Tax reform will be good for the country

The Republican Congress and Trump administration are to be commended for embarking on a difficult quest to reform the muddled U.S. tax code, simplifying it and giving middle-class Americans a nice tax cut.

To their credit, members of Utah’s congressional delegation are supporting and participating in this initiative that can give the U.S. economy a big boost. Sen. Orrin Hatch is in the thick of the debate.

The tax reform effort is in the phase when anyone can take shots at it and find fault. Democrats and liberals have taken advantage of the opportunity and are describing the Republican effort in doomsday terms.

Don’t believe them. It isn’t nearly that bad. In fact, Congress is on track to enacting an excellent reform package that will be good for the economy and for most Americans. The Senate and House plans differ, as is to be expected. They will need to compromise and adopt the best features of both plans.

The critics always claim that wealthy people will benefit most from the Republicans plans. But the authoritative nonpartisan Joint Committee on Taxation says that under the Senate plan, taxpayers earning between $20,000 and $30,000 would get a 10.4 percent income tax cut; those earning between $50,000 and $70,000 would see their income taxes decline by 7.1 percent; millionaires would get a 5.3 percent tax cut.

Certainly, in raw dollars, a millionaire getting a 5.3 percent tax cut gets to keep more money than a low-income person getting double the tax cut. Thus, critics say it’s a tax cut for the rich. But remember that wealthy people pay most of the taxes and higher percentages of their income in taxes.

IRS data show that the top 10 percent of income earners, those with adjusted gross income over $138,031, pay a whopping 71 percent of taxes. That means about 1.7 million Americans, less than 1 percent of the population, pay 71 percent of income taxes. Is that fair?

The other 90 percent of taxpayers pay less than 30 percent of income taxes. The bottom 50 percent of income earners pay only 2.83 percent of federal income taxes. Some 37 million tax filers have no tax obligation at all, and that number will grow under the Republican tax plans. Some 45 percent of households will not pay any federal income taxes this year, according to the Tax Policy Center.

The critics are also complaining about reducing the corporate tax burden. But corporations, especially small businesses, provide jobs, goods and services. Only hardcore leftists want to penalize corporations with high taxes – which, of course, are passed on to customers. High corporate taxes mean higher prices for goods and services and fewer jobs.

Good tax reform and simplification will also mean changes in deductions and exemptions. Different people are affected in different ways, giving critics another line of attack by taking the changes out of context. A taxpayer may lose a deduction, but still get an overall tax cut because of other changes. It isn’t fair to judge the whole product by one feature.

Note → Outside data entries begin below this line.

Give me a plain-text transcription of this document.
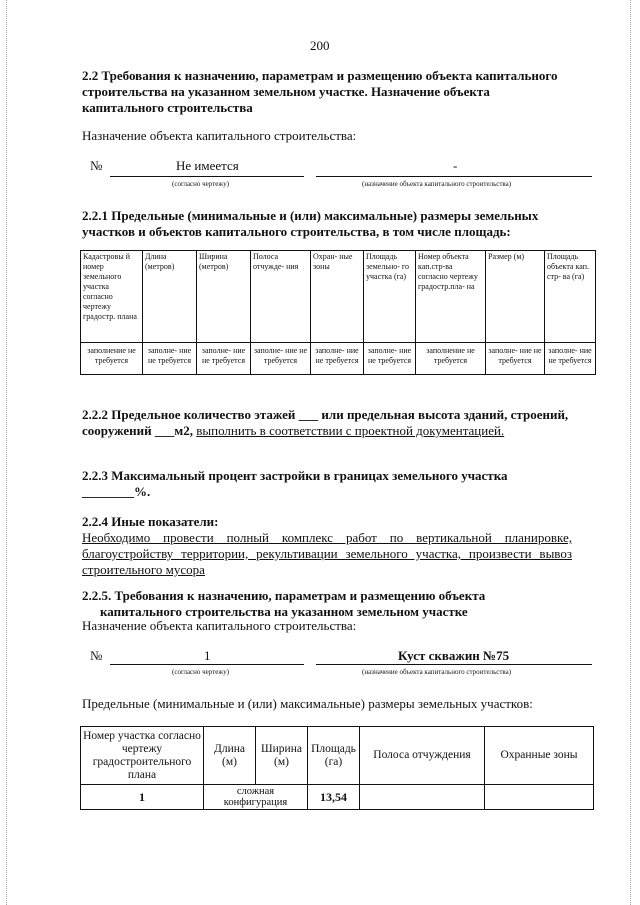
200
2.2 Требования к назначению, параметрам и размещению объекта капитального
строительства на указанном земельном участке. Назначение объекта
капитального строительства
Назначение объекта капитального строительства:
№	Не имеется	-
(согласно чертежу)	(назначение объекта капитального строительства)
2.2.1 Предельные (минимальные и (или) максимальные) размеры земельных
участков и объектов капитального строительства, в том числе площадь:
Кадастровы й номер земельного участка согласно чертежу градостр. плана	Длина (метров)	Ширина (метров)	Полоса отчужде- ния	Охран- ные зоны	Площадь земельно- го участка (га)	Номер объекта кап.стр-ва согласно чертежу градостр.пла- на	Размер (м)	Площадь объекта кап. стр- ва (га)
заполнение не требуется	заполне- ние не требуется	заполне- ние не требуется	заполне- ние не требуется	заполне- ние не требуется	заполне- ние не требуется	заполнение не требуется	заполне- ние не требуется	заполне- ние не требуется
2.2.2 Предельное количество этажей ___ или предельная высота зданий, строений,
сооружений ___м2, выполнить в соответствии с проектной документацией.
2.2.3 Максимальный процент застройки в границах земельного участка
________%.
2.2.4 Иные показатели:
Необходимо провести полный комплекс работ по вертикальной планировке,
благоустройству территории, рекультивации земельного участка, произвести вывоз
строительного мусора
2.2.5. Требования к назначению, параметрам и размещению объекта
капитального строительства на указанном земельном участке
Назначение объекта капитального строительства:
№	1	Куст скважин №75
(согласно чертежу)	(назначение объекта капитального строительства)
Предельные (минимальные и (или) максимальные) размеры земельных участков:
Номер участка согласно чертежу градостроительного плана	Длина (м)	Ширина (м)	Площадь (га)	Полоса отчуждения	Охранные зоны
1	сложная конфигурация		13,54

One has to look at all the changes and balance them out.

It’s highly hypocritical for leftists to complain about tax cuts for the wealthy and then defend millionaire New Yorkers with a penthouse overlooking Central Park who might lose a portion of their property tax deduction.

Another criticism notes that lower taxes might increase the federal debt. The Democrats and liberals aren’t at all concerned about running up deficits by creating new government programs or increasing spending on existing programs. They propose such things every day.

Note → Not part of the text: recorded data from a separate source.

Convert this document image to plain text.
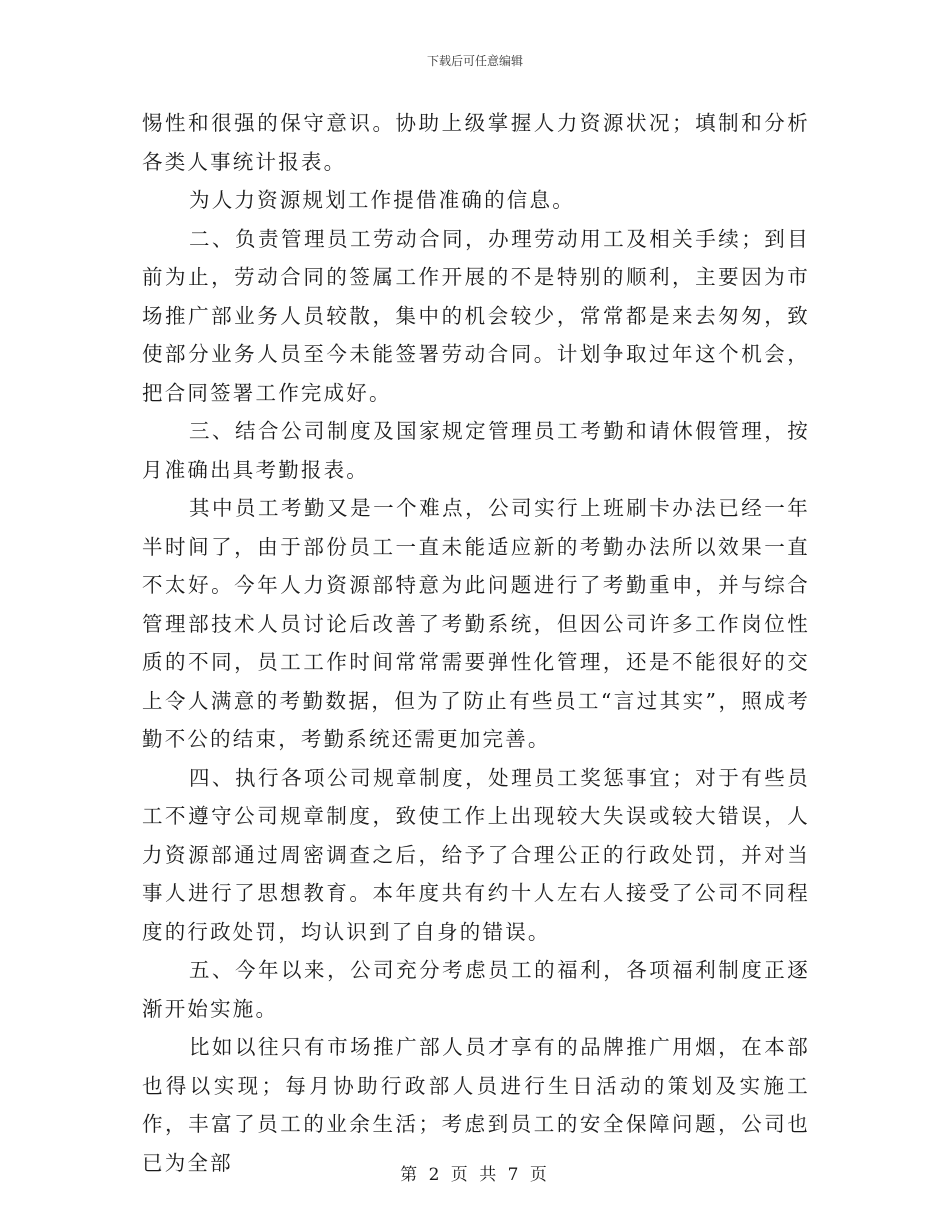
下载后可任意编辑

惕性和很强的保守意识。协助上级掌握人力资源状况；填制和分析各类人事统计报表。

为人力资源规划工作提借准确的信息。

二、负责管理员工劳动合同，办理劳动用工及相关手续；到目前为止，劳动合同的签属工作开展的不是特别的顺利，主要因为市场推广部业务人员较散，集中的机会较少，常常都是来去匆匆，致使部分业务人员至今未能签署劳动合同。计划争取过年这个机会，把合同签署工作完成好。

三、结合公司制度及国家规定管理员工考勤和请休假管理，按月准确出具考勤报表。

其中员工考勤又是一个难点，公司实行上班刷卡办法已经一年半时间了，由于部份员工一直未能适应新的考勤办法所以效果一直不太好。今年人力资源部特意为此问题进行了考勤重申，并与综合管理部技术人员讨论后改善了考勤系统，但因公司许多工作岗位性质的不同，员工工作时间常常需要弹性化管理，还是不能很好的交上令人满意的考勤数据，但为了防止有些员工“言过其实”，照成考勤不公的结束，考勤系统还需更加完善。

四、执行各项公司规章制度，处理员工奖惩事宜；对于有些员工不遵守公司规章制度，致使工作上出现较大失误或较大错误，人力资源部通过周密调查之后，给予了合理公正的行政处罚，并对当事人进行了思想教育。本年度共有约十人左右人接受了公司不同程度的行政处罚，均认识到了自身的错误。

五、今年以来，公司充分考虑员工的福利，各项福利制度正逐渐开始实施。

比如以往只有市场推广部人员才享有的品牌推广用烟，在本部也得以实现；每月协助行政部人员进行生日活动的策划及实施工作，丰富了员工的业余生活；考虑到员工的安全保障问题，公司也已为全部

第 2 页 共 7 页
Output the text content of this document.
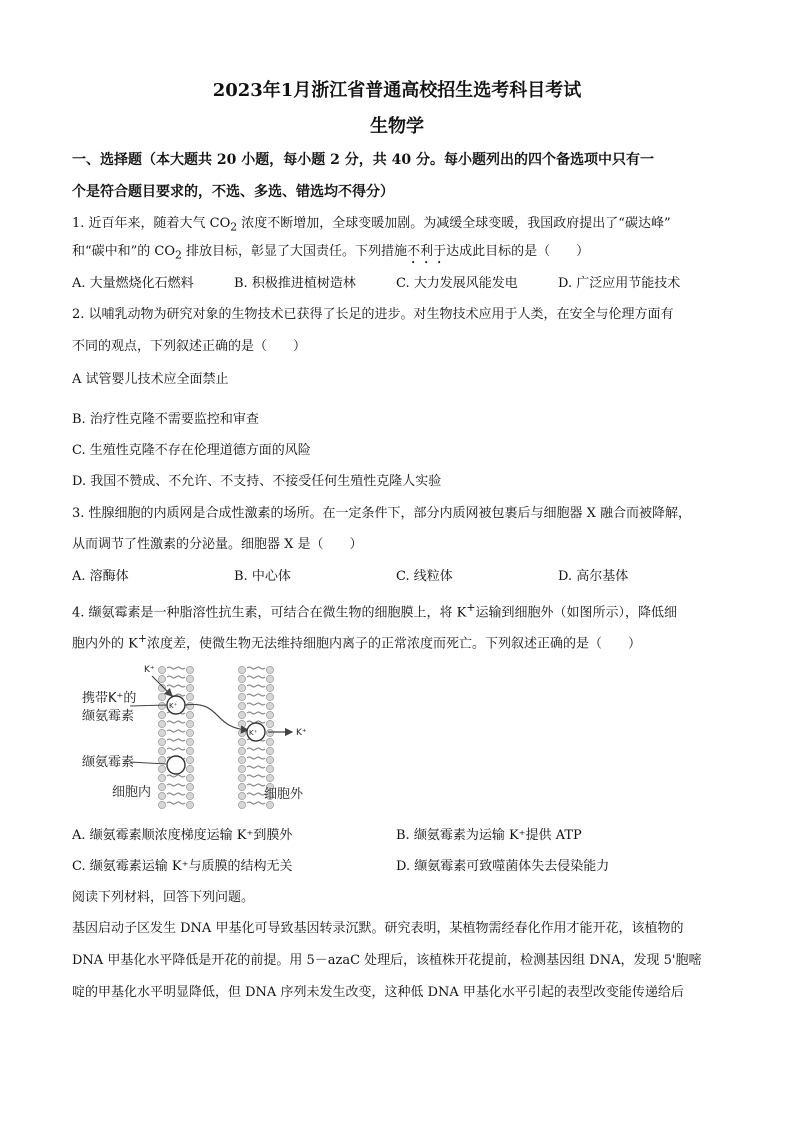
2023年1月浙江省普通高校招生选考科目考试
生物学
一、选择题（本大题共 20 小题，每小题 2 分，共 40 分。每小题列出的四个备选项中只有一
个是符合题目要求的，不选、多选、错选均不得分）
1. 近百年来，随着大气 $CO_2$ 浓度不断增加，全球变暖加剧。为减缓全球变暖，我国政府提出了“碳达峰”
和“碳中和”的 $CO_2$ 排放目标，彰显了大国责任。下列措施不利于达成此目标的是（　　）
A. 大量燃烧化石燃料	B. 积极推进植树造林	C. 大力发展风能发电	D. 广泛应用节能技术
2. 以哺乳动物为研究对象的生物技术已获得了长足的进步。对生物技术应用于人类，在安全与伦理方面有
不同的观点，下列叙述正确的是（　　）
A 试管婴儿技术应全面禁止
B. 治疗性克隆不需要监控和审查
C. 生殖性克隆不存在伦理道德方面的风险
D. 我国不赞成、不允许、不支持、不接受任何生殖性克隆人实验
3. 性腺细胞的内质网是合成性激素的场所。在一定条件下，部分内质网被包裹后与细胞器 X 融合而被降解，
从而调节了性激素的分泌量。细胞器 X 是（　　）
A. 溶酶体	B. 中心体	C. 线粒体	D. 高尔基体
4. 缬氨霉素是一种脂溶性抗生素，可结合在微生物的细胞膜上，将 K+运输到细胞外（如图所示），降低细
胞内外的 K+浓度差，使微生物无法维持细胞内离子的正常浓度而死亡。下列叙述正确的是（　　）
K⁺
K⁺
K⁺	K⁺
携带K⁺的
缬氨霉素
缬氨霉素
细胞内	细胞外
A. 缬氨霉素顺浓度梯度运输 K⁺到膜外	B. 缬氨霉素为运输 K⁺提供 ATP
C. 缬氨霉素运输 K⁺与质膜的结构无关	D. 缬氨霉素可致噬菌体失去侵染能力
阅读下列材料，回答下列问题。
基因启动子区发生 DNA 甲基化可导致基因转录沉默。研究表明，某植物需经春化作用才能开花，该植物的
DNA 甲基化水平降低是开花的前提。用 5－azaC 处理后，该植株开花提前，检测基因组 DNA，发现 5'胞嘧
啶的甲基化水平明显降低，但 DNA 序列未发生改变，这种低 DNA 甲基化水平引起的表型改变能传递给后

The Republicans acknowledge that cutting taxes will increase the debt. But more money will be left in the hands of consumers and businesses with a resulting economic boost – and more tax revenue. That has happened in the past.

I don’t like increasing the deficit. But I’d rather do it by cutting taxes than by spending more on big government programs. 

The most important question of all is how tax reform will impact the overall economy. I might lose a little or win a little in tax reform. But I’m willing to live with the impact on me personally if it means an overall stronger economy, more jobs and a better America.